La reprise du trafic maritime reste très difficile dans le détroit d’Ormuz, passage stratégique où transite 20% des hydrocarbures, malgré la signature d’un protocole d’accord entre les États-Unis et l’Iran la semaine dernière. Donald Trump refuse catégoriquement l’idée d’un péage, que Téhéran entend pourtant instaurer. Le texte prévoit qu’aucune redevance ne sera appliquée pendant les 60 jours de négociations.
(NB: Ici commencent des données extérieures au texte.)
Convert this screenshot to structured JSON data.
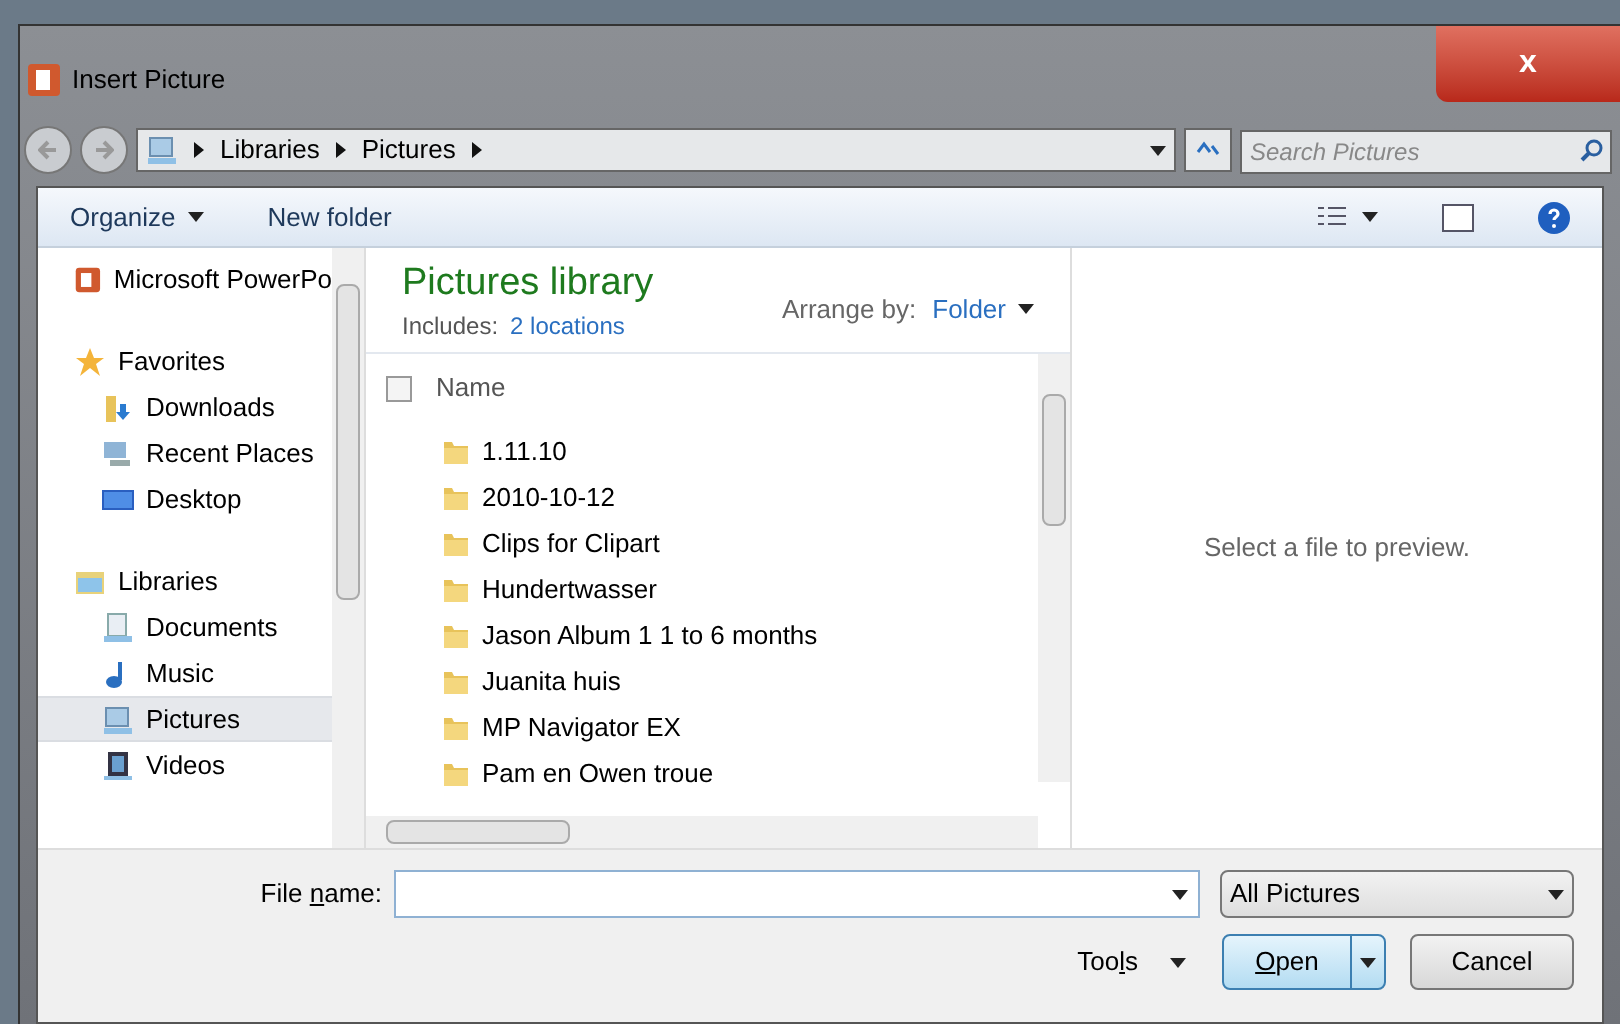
{
  "window": {
    "title": "Insert Picture",
    "close": "x"
  },
  "address": {
    "crumbs": [
      "Libraries",
      "Pictures"
    ],
    "search_placeholder": "Search Pictures"
  },
  "toolbar": {
    "organize": "Organize",
    "new_folder": "New folder"
  },
  "nav": [
    {
      "label": "Microsoft PowerPo",
      "kind": "app",
      "selected": false
    },
    {
      "label": "Favorites",
      "kind": "star",
      "selected": false,
      "children": [
        {
          "label": "Downloads",
          "kind": "download",
          "selected": false
        },
        {
          "label": "Recent Places",
          "kind": "recent",
          "selected": false
        },
        {
          "label": "Desktop",
          "kind": "desktop",
          "selected": false
        }
      ]
    },
    {
      "label": "Libraries",
      "kind": "library",
      "selected": false,
      "children": [
        {
          "label": "Documents",
          "kind": "documents",
          "selected": false
        },
        {
          "label": "Music",
          "kind": "music",
          "selected": false
        },
        {
          "label": "Pictures",
          "kind": "pictures",
          "selected": true
        },
        {
          "label": "Videos",
          "kind": "videos",
          "selected": false
        }
      ]
    }
  ],
  "library": {
    "title": "Pictures library",
    "includes_label": "Includes:",
    "includes_link": "2 locations",
    "arrange_label": "Arrange by:",
    "arrange_value": "Folder"
  },
  "list": {
    "column": "Name",
    "select_all_checked": false,
    "items": [
      "1.11.10",
      "2010-10-12",
      "Clips for Clipart",
      "Hundertwasser",
      "Jason Album 1 1 to 6 months",
      "Juanita huis",
      "MP Navigator EX",
      "Pam en Owen troue"
    ]
  },
  "preview": {
    "message": "Select a file to preview."
  },
  "bottom": {
    "file_name_label": {
      "before": "File ",
      "key": "n",
      "after": "ame:"
    },
    "file_type": "All Pictures",
    "tools": {
      "before": "Too",
      "key": "l",
      "after": "s"
    },
    "open": {
      "key": "O",
      "after": "pen"
    },
    "cancel": "Cancel"
  }
}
Mais au-delà de cette période, l’incertitude demeure.
Téhéran répète que la gestion du système de navigation dans ce passage stratégique pour l'économie mondiale, ne sera pas le même après la guerre qu'avant le conflit. Certes, l'Iran ne réclamerait pas un droit de passage à chaque navire, mais plutôt le paiement de services liés à la sécurité de la navigation et à l'environnement, un peu comme la Turquie le fait au Bosphore et au Dardanelles.
Oman, qui partage le détroit avec son voisin iranien, étudie avec Téhéran des coûts qui pourraient être facturés pour des services liés à l'administration du détroit. Le sultan d'Oman sera dimanche et lundi en visite officielle à Paris. Nul doute qu'Emmanuel Macron cherchera lui aussi à en savoir un peu plus.